I'm trying to produce a LALR grammar for a very simple language composed of assignments. For example:

foo = "bar"
bar = 42

The language should also handle list of values, for example:

foo = 1, 2, 3

But I also want to handle list on multiple lines:

foo = 1, 2
      3, 4

Trailing comma (for singletons and language flexibility):

foo = 1,
foo = 1, 2,

And obviously, both at the same time:

foo = 1,
      2,
      3,

I'm able to write a grammar with trailing comma or multi-line list, but not for both at the same time.

My grammar look like this:

content : content '\n'
        : content assignment
        | <empty>

assignment : NAME '=' value
           | NAME '=' list

value : TEXT
      | NUMBER

list : ???

Note: I need the '\n' in the grammar to forbid this kind of code:

foo
=
"bar"

Thanks by advance,

Antoine.

Antoine
  • 43
  • 4
  • You *could* look at how JavaScript, Go and Scala (and probably more, those were off the top of my head) infer semicolons. But be warned that this leads to gotchas (expressions extending over newlines) and quite a few programmers *hate* it. Perhaps you should add more restrictions (such as "only expressions inside parens/brakets/braces can extend over multiple lines", which is what Python does). –  Mar 13 '12 at 22:23
  • Actually, my language is not a programming language but a configuration format, so there is not expression. I considered adding something around the list, but I prefer without if I can. – Antoine Mar 13 '12 at 22:35
  • Could you provide a link to your parsing code so that we can play with your grammar and see what it works and what not? – Rik Poggi Mar 14 '12 at 08:30
  • Yes, it's available here: https://gist.github.com/ed4b5152a707b0ad2696 . You can just launch the script to call the test_parser function and print the list2_ content (or a parsing error :)). – Antoine Mar 14 '12 at 09:25

2 Answers2

2

It looks like your configuration language is essentially free form. I would forget about making newline a token in the grammar. If you want the newline restrictions, you can hack it as some lexical tie-in rules, whereby the parser calls a little API added to the lexer to inform the lexer about where it is in the grammar, and the lexer can decide whether to accept newlines or reject them with an error.

Try this grammar.

%token NAME NUMBER TEXT

%%

config_file : assignments
            | /* empty */
            ;

assignments : assignment
            | assignments assignment
            ;

assignment : NAME '=' values comma_opt

comma_opt : ',' | /* empty */;

values : value
       | values ',' value
       ;

value : NUMBER | TEXT ;

It builds for me with no conflicts. I didn't run it, but a casual reading of y.output looks like the transitions are sane.

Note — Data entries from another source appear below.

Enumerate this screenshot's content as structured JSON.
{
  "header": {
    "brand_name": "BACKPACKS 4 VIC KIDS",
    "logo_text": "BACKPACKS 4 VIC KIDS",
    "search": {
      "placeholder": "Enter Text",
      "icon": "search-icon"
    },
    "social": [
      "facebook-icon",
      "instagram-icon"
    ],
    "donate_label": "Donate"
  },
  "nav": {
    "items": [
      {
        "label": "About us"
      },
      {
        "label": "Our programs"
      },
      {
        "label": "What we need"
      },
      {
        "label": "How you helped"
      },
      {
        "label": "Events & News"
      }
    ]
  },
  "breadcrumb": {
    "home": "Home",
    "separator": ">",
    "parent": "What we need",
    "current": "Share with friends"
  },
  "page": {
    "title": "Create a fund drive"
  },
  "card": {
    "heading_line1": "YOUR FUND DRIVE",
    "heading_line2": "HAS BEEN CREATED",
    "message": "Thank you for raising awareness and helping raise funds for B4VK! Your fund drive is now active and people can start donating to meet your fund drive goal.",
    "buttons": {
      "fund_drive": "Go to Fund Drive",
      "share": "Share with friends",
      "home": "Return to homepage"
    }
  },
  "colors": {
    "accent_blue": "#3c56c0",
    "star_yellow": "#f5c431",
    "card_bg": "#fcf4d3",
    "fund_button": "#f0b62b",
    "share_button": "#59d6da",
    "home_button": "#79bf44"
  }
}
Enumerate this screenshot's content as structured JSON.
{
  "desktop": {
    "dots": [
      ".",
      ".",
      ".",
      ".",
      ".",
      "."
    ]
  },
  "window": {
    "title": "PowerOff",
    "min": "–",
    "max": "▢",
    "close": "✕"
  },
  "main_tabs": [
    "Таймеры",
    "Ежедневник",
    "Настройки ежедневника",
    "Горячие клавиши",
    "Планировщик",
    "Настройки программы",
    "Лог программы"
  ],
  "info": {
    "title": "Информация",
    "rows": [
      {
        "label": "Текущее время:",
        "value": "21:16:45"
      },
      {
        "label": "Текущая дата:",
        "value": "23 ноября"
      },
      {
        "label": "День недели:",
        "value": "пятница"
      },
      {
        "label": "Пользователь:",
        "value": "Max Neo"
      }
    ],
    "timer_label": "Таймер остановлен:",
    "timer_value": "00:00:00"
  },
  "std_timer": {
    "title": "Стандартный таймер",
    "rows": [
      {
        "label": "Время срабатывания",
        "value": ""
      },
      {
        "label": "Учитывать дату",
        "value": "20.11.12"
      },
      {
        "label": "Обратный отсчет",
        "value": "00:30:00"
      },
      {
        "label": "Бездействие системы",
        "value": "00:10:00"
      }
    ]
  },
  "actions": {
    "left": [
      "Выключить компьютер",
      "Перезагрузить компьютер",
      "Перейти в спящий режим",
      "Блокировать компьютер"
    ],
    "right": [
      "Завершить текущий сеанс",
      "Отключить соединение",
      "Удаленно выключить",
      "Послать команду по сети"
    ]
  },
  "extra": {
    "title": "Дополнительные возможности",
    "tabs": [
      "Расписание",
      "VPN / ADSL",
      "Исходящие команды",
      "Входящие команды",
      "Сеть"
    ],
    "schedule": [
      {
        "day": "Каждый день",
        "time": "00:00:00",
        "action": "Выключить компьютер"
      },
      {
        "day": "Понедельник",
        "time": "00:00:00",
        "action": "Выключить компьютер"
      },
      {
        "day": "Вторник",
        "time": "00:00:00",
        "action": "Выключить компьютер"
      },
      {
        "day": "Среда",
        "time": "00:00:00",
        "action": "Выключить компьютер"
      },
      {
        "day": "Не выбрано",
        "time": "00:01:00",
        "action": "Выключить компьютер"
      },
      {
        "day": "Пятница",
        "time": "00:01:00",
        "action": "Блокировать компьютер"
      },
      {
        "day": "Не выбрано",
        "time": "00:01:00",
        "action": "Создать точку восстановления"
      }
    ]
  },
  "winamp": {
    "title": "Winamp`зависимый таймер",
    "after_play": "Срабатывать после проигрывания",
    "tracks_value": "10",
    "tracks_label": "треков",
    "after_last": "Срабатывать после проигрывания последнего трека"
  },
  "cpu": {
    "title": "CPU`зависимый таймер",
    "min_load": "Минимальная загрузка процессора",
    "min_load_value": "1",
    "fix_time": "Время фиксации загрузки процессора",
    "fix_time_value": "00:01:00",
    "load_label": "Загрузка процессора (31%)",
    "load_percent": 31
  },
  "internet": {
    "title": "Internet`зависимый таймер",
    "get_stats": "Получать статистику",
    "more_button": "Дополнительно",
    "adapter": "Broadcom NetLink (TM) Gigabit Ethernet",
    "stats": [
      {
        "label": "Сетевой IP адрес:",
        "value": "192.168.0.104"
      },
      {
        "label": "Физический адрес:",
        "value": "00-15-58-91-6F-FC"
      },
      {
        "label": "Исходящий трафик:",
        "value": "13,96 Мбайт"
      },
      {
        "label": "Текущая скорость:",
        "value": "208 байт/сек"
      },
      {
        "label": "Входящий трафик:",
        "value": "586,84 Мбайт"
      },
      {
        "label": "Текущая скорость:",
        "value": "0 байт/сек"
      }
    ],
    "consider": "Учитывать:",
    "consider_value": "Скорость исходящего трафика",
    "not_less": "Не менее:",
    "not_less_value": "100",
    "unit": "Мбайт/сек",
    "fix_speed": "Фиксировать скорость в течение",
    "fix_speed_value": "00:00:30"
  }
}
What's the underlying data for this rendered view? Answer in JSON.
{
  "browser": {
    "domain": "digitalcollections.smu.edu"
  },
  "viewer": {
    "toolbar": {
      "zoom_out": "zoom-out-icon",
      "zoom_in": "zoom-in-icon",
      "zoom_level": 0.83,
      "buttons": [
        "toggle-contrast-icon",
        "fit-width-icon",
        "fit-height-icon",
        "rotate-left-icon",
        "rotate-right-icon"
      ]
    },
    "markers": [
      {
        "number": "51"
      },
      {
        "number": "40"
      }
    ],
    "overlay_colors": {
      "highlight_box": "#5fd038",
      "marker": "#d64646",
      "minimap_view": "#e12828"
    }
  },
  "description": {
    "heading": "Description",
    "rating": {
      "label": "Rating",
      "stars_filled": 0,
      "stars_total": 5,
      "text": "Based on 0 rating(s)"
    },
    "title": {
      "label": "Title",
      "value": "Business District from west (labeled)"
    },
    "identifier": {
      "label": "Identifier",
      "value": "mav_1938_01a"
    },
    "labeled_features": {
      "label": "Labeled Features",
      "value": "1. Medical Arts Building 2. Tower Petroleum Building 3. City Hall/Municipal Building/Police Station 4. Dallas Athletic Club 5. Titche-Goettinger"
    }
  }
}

This grammar, of course, allows

foo = 1, 2, 3, bar = 4, 5, 6 xyzzy = 7 answer = 42

without additional communication with the lexer.

Your restrictions mean that newlines are only allowed in the values. Two NAME tokens must never appear on the same line, and the = must appear on the same line as the preceding NAME (and probably the first value must also).

Basically when the parser scans the first value, it can tell the lexer "values are being scanned now, turn on the admission of newlines". And then when the comma_opt is reduced, this can be turned off again. When comma_opt is reduced, the lexer may have already read the NAME token of the next assignment, but it can check that this occurs on a different line from the previous NAME. You will want your lexer to keep track of an accurate line count anyway.

Kaz
  • 55,781
  • 9
  • 100
  • 149
  • I've tested your idea, maybe not exactly as you described, but it work :-). Thanks! For the record, I've added a check which raise an exception if the "current line" recorded in the parser is the same as the current line in the lexer, and which set the "current line" otherwise. This check is called in each assignment or section rule. – Antoine Mar 15 '12 at 19:58
0

I don't really have much experience with this, but would this work?

listvalue : value ,
          | value '\n'
          | value , '\n'

list : listvalue list
aquavitae
  • 17,414
  • 11
  • 63
  • 106